Scalability with Noisy Data: Test algorithms on noisy or missing datasets. Learning how to manage noisy data and robustly impute missing values could make the algorithm more useful for educational settings.

Improve Interpretability: The HPEFCM-FSP method can reveal student performance trends by enhancing interpretability. Cluster visualization and explanation may help educators.

Customizing Educational Data Clustering: Add ___domain-specific information and limits to improve performance. Domain experts may improve feature selection and parameter adjusting.

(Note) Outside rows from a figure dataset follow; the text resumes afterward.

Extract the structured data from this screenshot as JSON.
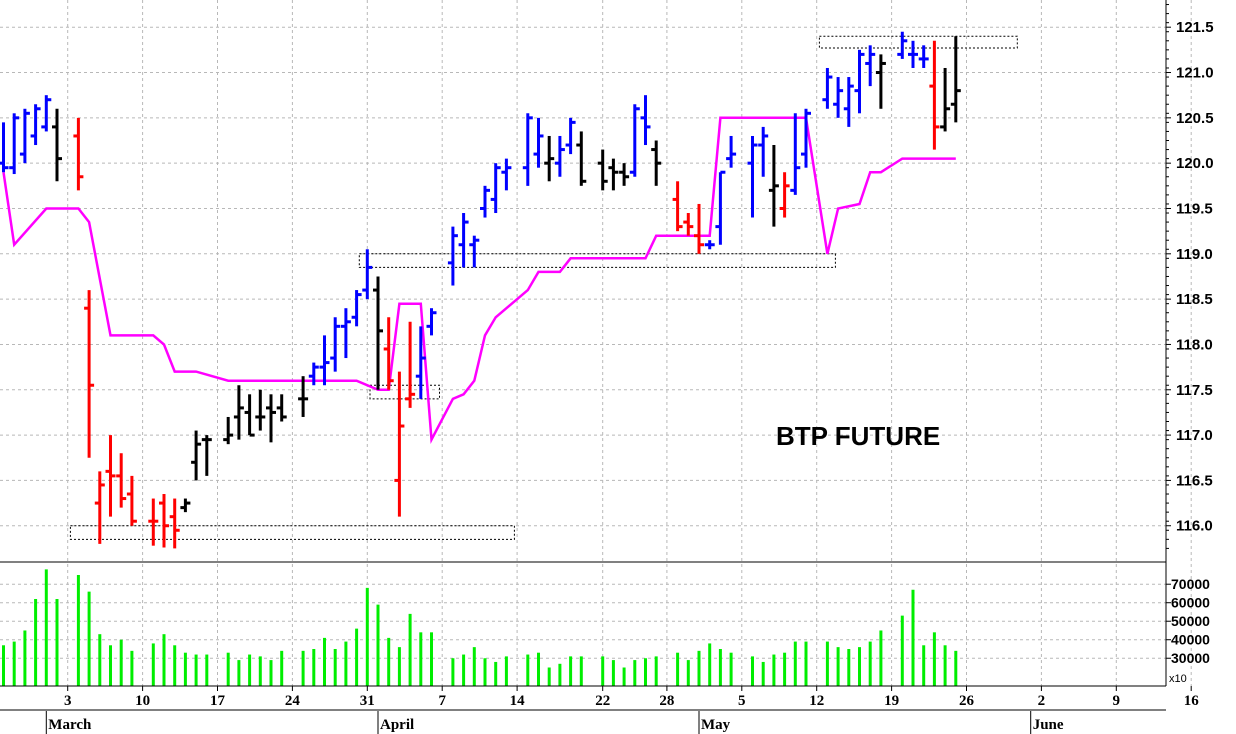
{
  "chart_data": {
    "type": "ohlc",
    "title": "BTP FUTURE",
    "colors": {
      "up": "#0000ff",
      "down": "#ff0000",
      "neutral": "#000000",
      "stop_line": "#ff00ff",
      "volume": "#00ee00",
      "grid": "#b8b8b8"
    },
    "price_axis": {
      "ylim": [
        115.6,
        121.8
      ],
      "ticks": [
        "116.0",
        "116.5",
        "117.0",
        "117.5",
        "118.0",
        "118.5",
        "119.0",
        "119.5",
        "120.0",
        "120.5",
        "121.0",
        "121.5"
      ],
      "position": "right"
    },
    "volume_axis": {
      "ylim": [
        15000,
        82000
      ],
      "ticks": [
        "30000",
        "40000",
        "50000",
        "60000",
        "70000"
      ],
      "multiplier_label": "x10",
      "position": "right"
    },
    "x_axis": {
      "day_ticks": [
        "3",
        "10",
        "17",
        "24",
        "31",
        "7",
        "14",
        "22",
        "28",
        "5",
        "12",
        "19",
        "26",
        "2",
        "9",
        "16"
      ],
      "months": [
        "March",
        "April",
        "May",
        "June"
      ]
    },
    "bars": [
      {
        "d": "02-25",
        "h": 120.45,
        "l": 119.9,
        "o": 120.0,
        "c": 119.95,
        "col": "blue"
      },
      {
        "d": "02-26",
        "h": 120.55,
        "l": 119.88,
        "o": 119.95,
        "c": 120.5,
        "col": "blue"
      },
      {
        "d": "02-27",
        "h": 120.6,
        "l": 120.0,
        "o": 120.1,
        "c": 120.55,
        "col": "blue"
      },
      {
        "d": "02-28",
        "h": 120.65,
        "l": 120.2,
        "o": 120.3,
        "c": 120.6,
        "col": "blue"
      },
      {
        "d": "03-01",
        "h": 120.75,
        "l": 120.35,
        "o": 120.4,
        "c": 120.7,
        "col": "blue"
      },
      {
        "d": "03-02",
        "h": 120.6,
        "l": 119.8,
        "o": 120.4,
        "c": 120.05,
        "col": "black"
      },
      {
        "d": "03-04",
        "h": 120.5,
        "l": 119.7,
        "o": 120.3,
        "c": 119.85,
        "col": "red"
      },
      {
        "d": "03-05",
        "h": 118.6,
        "l": 116.75,
        "o": 118.4,
        "c": 117.55,
        "col": "red"
      },
      {
        "d": "03-06",
        "h": 116.6,
        "l": 115.8,
        "o": 116.25,
        "c": 116.45,
        "col": "red"
      },
      {
        "d": "03-07",
        "h": 117.0,
        "l": 116.1,
        "o": 116.6,
        "c": 116.55,
        "col": "red"
      },
      {
        "d": "03-08",
        "h": 116.8,
        "l": 116.2,
        "o": 116.55,
        "c": 116.3,
        "col": "red"
      },
      {
        "d": "03-09",
        "h": 116.55,
        "l": 116.0,
        "o": 116.35,
        "c": 116.05,
        "col": "red"
      },
      {
        "d": "03-11",
        "h": 116.3,
        "l": 115.78,
        "o": 116.05,
        "c": 116.05,
        "col": "red"
      },
      {
        "d": "03-12",
        "h": 116.35,
        "l": 115.76,
        "o": 116.25,
        "c": 116.0,
        "col": "red"
      },
      {
        "d": "03-13",
        "h": 116.3,
        "l": 115.75,
        "o": 116.1,
        "c": 115.95,
        "col": "red"
      },
      {
        "d": "03-14",
        "h": 116.3,
        "l": 116.15,
        "o": 116.2,
        "c": 116.25,
        "col": "black"
      },
      {
        "d": "03-15",
        "h": 117.05,
        "l": 116.5,
        "o": 116.7,
        "c": 116.9,
        "col": "black"
      },
      {
        "d": "03-16",
        "h": 117.0,
        "l": 116.55,
        "o": 116.95,
        "c": 116.95,
        "col": "black"
      },
      {
        "d": "03-18",
        "h": 117.2,
        "l": 116.9,
        "o": 116.95,
        "c": 117.0,
        "col": "black"
      },
      {
        "d": "03-19",
        "h": 117.55,
        "l": 116.95,
        "o": 117.2,
        "c": 117.3,
        "col": "black"
      },
      {
        "d": "03-20",
        "h": 117.45,
        "l": 117.0,
        "o": 117.25,
        "c": 117.0,
        "col": "black"
      },
      {
        "d": "03-21",
        "h": 117.5,
        "l": 117.05,
        "o": 117.2,
        "c": 117.2,
        "col": "black"
      },
      {
        "d": "03-22",
        "h": 117.45,
        "l": 116.92,
        "o": 117.3,
        "c": 117.25,
        "col": "black"
      },
      {
        "d": "03-23",
        "h": 117.45,
        "l": 117.15,
        "o": 117.3,
        "c": 117.2,
        "col": "black"
      },
      {
        "d": "03-25",
        "h": 117.65,
        "l": 117.2,
        "o": 117.4,
        "c": 117.4,
        "col": "black"
      },
      {
        "d": "03-26",
        "h": 117.8,
        "l": 117.55,
        "o": 117.65,
        "c": 117.75,
        "col": "blue"
      },
      {
        "d": "03-27",
        "h": 118.1,
        "l": 117.55,
        "o": 117.75,
        "c": 117.8,
        "col": "blue"
      },
      {
        "d": "03-28",
        "h": 118.3,
        "l": 117.7,
        "o": 117.85,
        "c": 118.2,
        "col": "blue"
      },
      {
        "d": "03-29",
        "h": 118.4,
        "l": 117.85,
        "o": 118.2,
        "c": 118.25,
        "col": "blue"
      },
      {
        "d": "03-30",
        "h": 118.6,
        "l": 118.2,
        "o": 118.3,
        "c": 118.55,
        "col": "blue"
      },
      {
        "d": "03-31",
        "h": 119.05,
        "l": 118.5,
        "o": 118.6,
        "c": 118.85,
        "col": "blue"
      },
      {
        "d": "04-01",
        "h": 118.75,
        "l": 117.5,
        "o": 118.6,
        "c": 118.15,
        "col": "black"
      },
      {
        "d": "04-02",
        "h": 118.3,
        "l": 117.5,
        "o": 117.95,
        "c": 117.6,
        "col": "red"
      },
      {
        "d": "04-03",
        "h": 117.7,
        "l": 116.1,
        "o": 116.5,
        "c": 117.1,
        "col": "red"
      },
      {
        "d": "04-04",
        "h": 118.25,
        "l": 117.3,
        "o": 117.4,
        "c": 117.45,
        "col": "red"
      },
      {
        "d": "04-05",
        "h": 118.2,
        "l": 117.4,
        "o": 117.65,
        "c": 117.85,
        "col": "blue"
      },
      {
        "d": "04-06",
        "h": 118.4,
        "l": 118.1,
        "o": 118.2,
        "c": 118.35,
        "col": "blue"
      },
      {
        "d": "04-08",
        "h": 119.3,
        "l": 118.65,
        "o": 118.9,
        "c": 119.2,
        "col": "blue"
      },
      {
        "d": "04-09",
        "h": 119.45,
        "l": 118.85,
        "o": 119.1,
        "c": 119.35,
        "col": "blue"
      },
      {
        "d": "04-10",
        "h": 119.2,
        "l": 118.85,
        "o": 119.1,
        "c": 119.15,
        "col": "blue"
      },
      {
        "d": "04-11",
        "h": 119.75,
        "l": 119.4,
        "o": 119.5,
        "c": 119.7,
        "col": "blue"
      },
      {
        "d": "04-12",
        "h": 120.0,
        "l": 119.45,
        "o": 119.6,
        "c": 119.95,
        "col": "blue"
      },
      {
        "d": "04-13",
        "h": 120.05,
        "l": 119.7,
        "o": 119.9,
        "c": 119.95,
        "col": "blue"
      },
      {
        "d": "04-15",
        "h": 120.55,
        "l": 119.75,
        "o": 119.95,
        "c": 120.5,
        "col": "blue"
      },
      {
        "d": "04-16",
        "h": 120.5,
        "l": 119.95,
        "o": 120.1,
        "c": 120.3,
        "col": "blue"
      },
      {
        "d": "04-17",
        "h": 120.3,
        "l": 119.8,
        "o": 120.0,
        "c": 120.05,
        "col": "black"
      },
      {
        "d": "04-18",
        "h": 120.3,
        "l": 119.85,
        "o": 120.0,
        "c": 120.15,
        "col": "blue"
      },
      {
        "d": "04-19",
        "h": 120.5,
        "l": 120.1,
        "o": 120.2,
        "c": 120.45,
        "col": "blue"
      },
      {
        "d": "04-20",
        "h": 120.35,
        "l": 119.75,
        "o": 120.2,
        "c": 119.8,
        "col": "black"
      },
      {
        "d": "04-22",
        "h": 120.15,
        "l": 119.7,
        "o": 120.0,
        "c": 119.8,
        "col": "black"
      },
      {
        "d": "04-23",
        "h": 120.05,
        "l": 119.7,
        "o": 119.95,
        "c": 119.9,
        "col": "black"
      },
      {
        "d": "04-24",
        "h": 120.0,
        "l": 119.75,
        "o": 119.9,
        "c": 119.85,
        "col": "black"
      },
      {
        "d": "04-25",
        "h": 120.65,
        "l": 119.85,
        "o": 119.9,
        "c": 120.6,
        "col": "blue"
      },
      {
        "d": "04-26",
        "h": 120.75,
        "l": 120.2,
        "o": 120.5,
        "c": 120.4,
        "col": "blue"
      },
      {
        "d": "04-27",
        "h": 120.25,
        "l": 119.75,
        "o": 120.15,
        "c": 120.0,
        "col": "black"
      },
      {
        "d": "04-29",
        "h": 119.8,
        "l": 119.25,
        "o": 119.6,
        "c": 119.3,
        "col": "red"
      },
      {
        "d": "04-30",
        "h": 119.45,
        "l": 119.2,
        "o": 119.35,
        "c": 119.3,
        "col": "red"
      },
      {
        "d": "05-01",
        "h": 119.55,
        "l": 119.0,
        "o": 119.2,
        "c": 119.1,
        "col": "red"
      },
      {
        "d": "05-02",
        "h": 119.15,
        "l": 119.05,
        "o": 119.1,
        "c": 119.1,
        "col": "blue"
      },
      {
        "d": "05-03",
        "h": 119.9,
        "l": 119.1,
        "o": 119.3,
        "c": 119.9,
        "col": "blue"
      },
      {
        "d": "05-04",
        "h": 120.3,
        "l": 119.95,
        "o": 120.05,
        "c": 120.1,
        "col": "blue"
      },
      {
        "d": "05-06",
        "h": 120.3,
        "l": 119.4,
        "o": 120.0,
        "c": 120.2,
        "col": "blue"
      },
      {
        "d": "05-07",
        "h": 120.4,
        "l": 119.85,
        "o": 120.2,
        "c": 120.3,
        "col": "blue"
      },
      {
        "d": "05-08",
        "h": 120.2,
        "l": 119.3,
        "o": 119.7,
        "c": 119.75,
        "col": "black"
      },
      {
        "d": "05-09",
        "h": 119.9,
        "l": 119.4,
        "o": 119.5,
        "c": 119.75,
        "col": "red"
      },
      {
        "d": "05-10",
        "h": 120.55,
        "l": 119.65,
        "o": 119.7,
        "c": 119.95,
        "col": "blue"
      },
      {
        "d": "05-11",
        "h": 120.6,
        "l": 119.95,
        "o": 120.1,
        "c": 120.55,
        "col": "blue"
      },
      {
        "d": "05-13",
        "h": 121.05,
        "l": 120.6,
        "o": 120.7,
        "c": 120.95,
        "col": "blue"
      },
      {
        "d": "05-14",
        "h": 120.95,
        "l": 120.5,
        "o": 120.65,
        "c": 120.8,
        "col": "blue"
      },
      {
        "d": "05-15",
        "h": 120.95,
        "l": 120.4,
        "o": 120.6,
        "c": 120.85,
        "col": "blue"
      },
      {
        "d": "05-16",
        "h": 121.25,
        "l": 120.55,
        "o": 120.8,
        "c": 121.2,
        "col": "blue"
      },
      {
        "d": "05-17",
        "h": 121.3,
        "l": 120.85,
        "o": 121.1,
        "c": 121.2,
        "col": "blue"
      },
      {
        "d": "05-18",
        "h": 121.2,
        "l": 120.6,
        "o": 121.0,
        "c": 121.1,
        "col": "black"
      },
      {
        "d": "05-20",
        "h": 121.45,
        "l": 121.15,
        "o": 121.2,
        "c": 121.35,
        "col": "blue"
      },
      {
        "d": "05-21",
        "h": 121.35,
        "l": 121.05,
        "o": 121.2,
        "c": 121.2,
        "col": "blue"
      },
      {
        "d": "05-22",
        "h": 121.3,
        "l": 121.05,
        "o": 121.15,
        "c": 121.15,
        "col": "blue"
      },
      {
        "d": "05-23",
        "h": 121.35,
        "l": 120.15,
        "o": 120.85,
        "c": 120.4,
        "col": "red"
      },
      {
        "d": "05-24",
        "h": 121.05,
        "l": 120.35,
        "o": 120.4,
        "c": 120.6,
        "col": "black"
      },
      {
        "d": "05-25",
        "h": 121.4,
        "l": 120.45,
        "o": 120.65,
        "c": 120.8,
        "col": "black"
      }
    ],
    "stop_line": [
      {
        "d": "02-25",
        "v": 119.9
      },
      {
        "d": "02-26",
        "v": 119.1
      },
      {
        "d": "03-01",
        "v": 119.5
      },
      {
        "d": "03-04",
        "v": 119.5
      },
      {
        "d": "03-05",
        "v": 119.35
      },
      {
        "d": "03-07",
        "v": 118.1
      },
      {
        "d": "03-11",
        "v": 118.1
      },
      {
        "d": "03-12",
        "v": 118.0
      },
      {
        "d": "03-13",
        "v": 117.7
      },
      {
        "d": "03-15",
        "v": 117.7
      },
      {
        "d": "03-18",
        "v": 117.6
      },
      {
        "d": "03-30",
        "v": 117.6
      },
      {
        "d": "04-01",
        "v": 117.5
      },
      {
        "d": "04-02",
        "v": 117.5
      },
      {
        "d": "04-03",
        "v": 118.45
      },
      {
        "d": "04-05",
        "v": 118.45
      },
      {
        "d": "04-06",
        "v": 116.95
      },
      {
        "d": "04-08",
        "v": 117.4
      },
      {
        "d": "04-09",
        "v": 117.45
      },
      {
        "d": "04-10",
        "v": 117.6
      },
      {
        "d": "04-11",
        "v": 118.1
      },
      {
        "d": "04-12",
        "v": 118.3
      },
      {
        "d": "04-15",
        "v": 118.6
      },
      {
        "d": "04-16",
        "v": 118.8
      },
      {
        "d": "04-18",
        "v": 118.8
      },
      {
        "d": "04-19",
        "v": 118.95
      },
      {
        "d": "04-26",
        "v": 118.95
      },
      {
        "d": "04-27",
        "v": 119.2
      },
      {
        "d": "05-02",
        "v": 119.2
      },
      {
        "d": "05-03",
        "v": 120.5
      },
      {
        "d": "05-10",
        "v": 120.5
      },
      {
        "d": "05-11",
        "v": 120.5
      },
      {
        "d": "05-13",
        "v": 119.0
      },
      {
        "d": "05-14",
        "v": 119.5
      },
      {
        "d": "05-16",
        "v": 119.55
      },
      {
        "d": "05-17",
        "v": 119.9
      },
      {
        "d": "05-18",
        "v": 119.9
      },
      {
        "d": "05-20",
        "v": 120.05
      },
      {
        "d": "05-25",
        "v": 120.05
      }
    ],
    "boxes": [
      {
        "from": "03-04",
        "to": "04-13",
        "high": 116.0,
        "low": 115.85
      },
      {
        "from": "03-31",
        "to": "05-13",
        "high": 119.0,
        "low": 118.85
      },
      {
        "from": "04-01",
        "to": "04-06",
        "high": 117.55,
        "low": 117.4
      },
      {
        "from": "05-13",
        "to": "05-30",
        "high": 121.4,
        "low": 121.27
      }
    ],
    "volume": [
      {
        "d": "02-25",
        "v": 37000
      },
      {
        "d": "02-26",
        "v": 39000
      },
      {
        "d": "02-27",
        "v": 45000
      },
      {
        "d": "02-28",
        "v": 62000
      },
      {
        "d": "03-01",
        "v": 78000
      },
      {
        "d": "03-02",
        "v": 62000
      },
      {
        "d": "03-04",
        "v": 75000
      },
      {
        "d": "03-05",
        "v": 66000
      },
      {
        "d": "03-06",
        "v": 43000
      },
      {
        "d": "03-07",
        "v": 37000
      },
      {
        "d": "03-08",
        "v": 40000
      },
      {
        "d": "03-09",
        "v": 34000
      },
      {
        "d": "03-11",
        "v": 38000
      },
      {
        "d": "03-12",
        "v": 43000
      },
      {
        "d": "03-13",
        "v": 37000
      },
      {
        "d": "03-14",
        "v": 33000
      },
      {
        "d": "03-15",
        "v": 32000
      },
      {
        "d": "03-16",
        "v": 32000
      },
      {
        "d": "03-18",
        "v": 33000
      },
      {
        "d": "03-19",
        "v": 29000
      },
      {
        "d": "03-20",
        "v": 32000
      },
      {
        "d": "03-21",
        "v": 31000
      },
      {
        "d": "03-22",
        "v": 29000
      },
      {
        "d": "03-23",
        "v": 34000
      },
      {
        "d": "03-25",
        "v": 34000
      },
      {
        "d": "03-26",
        "v": 35000
      },
      {
        "d": "03-27",
        "v": 41000
      },
      {
        "d": "03-28",
        "v": 35000
      },
      {
        "d": "03-29",
        "v": 39000
      },
      {
        "d": "03-30",
        "v": 46000
      },
      {
        "d": "03-31",
        "v": 68000
      },
      {
        "d": "04-01",
        "v": 59000
      },
      {
        "d": "04-02",
        "v": 41000
      },
      {
        "d": "04-03",
        "v": 36000
      },
      {
        "d": "04-04",
        "v": 54000
      },
      {
        "d": "04-05",
        "v": 44000
      },
      {
        "d": "04-06",
        "v": 44000
      },
      {
        "d": "04-08",
        "v": 30000
      },
      {
        "d": "04-09",
        "v": 32000
      },
      {
        "d": "04-10",
        "v": 36000
      },
      {
        "d": "04-11",
        "v": 30000
      },
      {
        "d": "04-12",
        "v": 28000
      },
      {
        "d": "04-13",
        "v": 31000
      },
      {
        "d": "04-15",
        "v": 32000
      },
      {
        "d": "04-16",
        "v": 33000
      },
      {
        "d": "04-17",
        "v": 25000
      },
      {
        "d": "04-18",
        "v": 27000
      },
      {
        "d": "04-19",
        "v": 31000
      },
      {
        "d": "04-20",
        "v": 31000
      },
      {
        "d": "04-22",
        "v": 31000
      },
      {
        "d": "04-23",
        "v": 29000
      },
      {
        "d": "04-24",
        "v": 25000
      },
      {
        "d": "04-25",
        "v": 29000
      },
      {
        "d": "04-26",
        "v": 30000
      },
      {
        "d": "04-27",
        "v": 31000
      },
      {
        "d": "04-29",
        "v": 33000
      },
      {
        "d": "04-30",
        "v": 29000
      },
      {
        "d": "05-01",
        "v": 34000
      },
      {
        "d": "05-02",
        "v": 38000
      },
      {
        "d": "05-03",
        "v": 35000
      },
      {
        "d": "05-04",
        "v": 33000
      },
      {
        "d": "05-06",
        "v": 31000
      },
      {
        "d": "05-07",
        "v": 28000
      },
      {
        "d": "05-08",
        "v": 32000
      },
      {
        "d": "05-09",
        "v": 33000
      },
      {
        "d": "05-10",
        "v": 39000
      },
      {
        "d": "05-11",
        "v": 39000
      },
      {
        "d": "05-13",
        "v": 39000
      },
      {
        "d": "05-14",
        "v": 36000
      },
      {
        "d": "05-15",
        "v": 35000
      },
      {
        "d": "05-16",
        "v": 36000
      },
      {
        "d": "05-17",
        "v": 39000
      },
      {
        "d": "05-18",
        "v": 45000
      },
      {
        "d": "05-20",
        "v": 53000
      },
      {
        "d": "05-21",
        "v": 67000
      },
      {
        "d": "05-22",
        "v": 37000
      },
      {
        "d": "05-23",
        "v": 44000
      },
      {
        "d": "05-24",
        "v": 37000
      },
      {
        "d": "05-25",
        "v": 34000
      }
    ]
  }
}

Future studies should evaluate the algorithm’s impact on educational interventions and decision-making. Longitudinal studies and intervention effectiveness based on the algorithm’s grouping could verify its usefulness.

Conclusions

NeuroEvoClass is a novel strategy for an educational institution’s EWS to identify underperforming students. With its unique PSO and dynamic adaption features, NeuroEvoClass optimises neural network topologies. Adaptability allows the approach to dynamically fine-tune network topologies based on the complicated student trait dataset. Innovative progressive convergence shows the algorithm’s ability to enhance prediction across iterations. NeuroEvoClass’s accuracy, precision, recall, and F1-score surpass traditional models, making it excellent for Early Warning Systems. EDM predicts student performance to solve complex academic problems. Research has two phases. Phase I uses the HPEFCM-FSP algorithm to group students by performance to identify those who need additional help. Phase II improves ANN’s student outcome prediction and classification with NeuroEvoClass and Particle Swarm Optimization. Student academic performance insights, decision-making, and educational results are the goals of the multiphase strategy.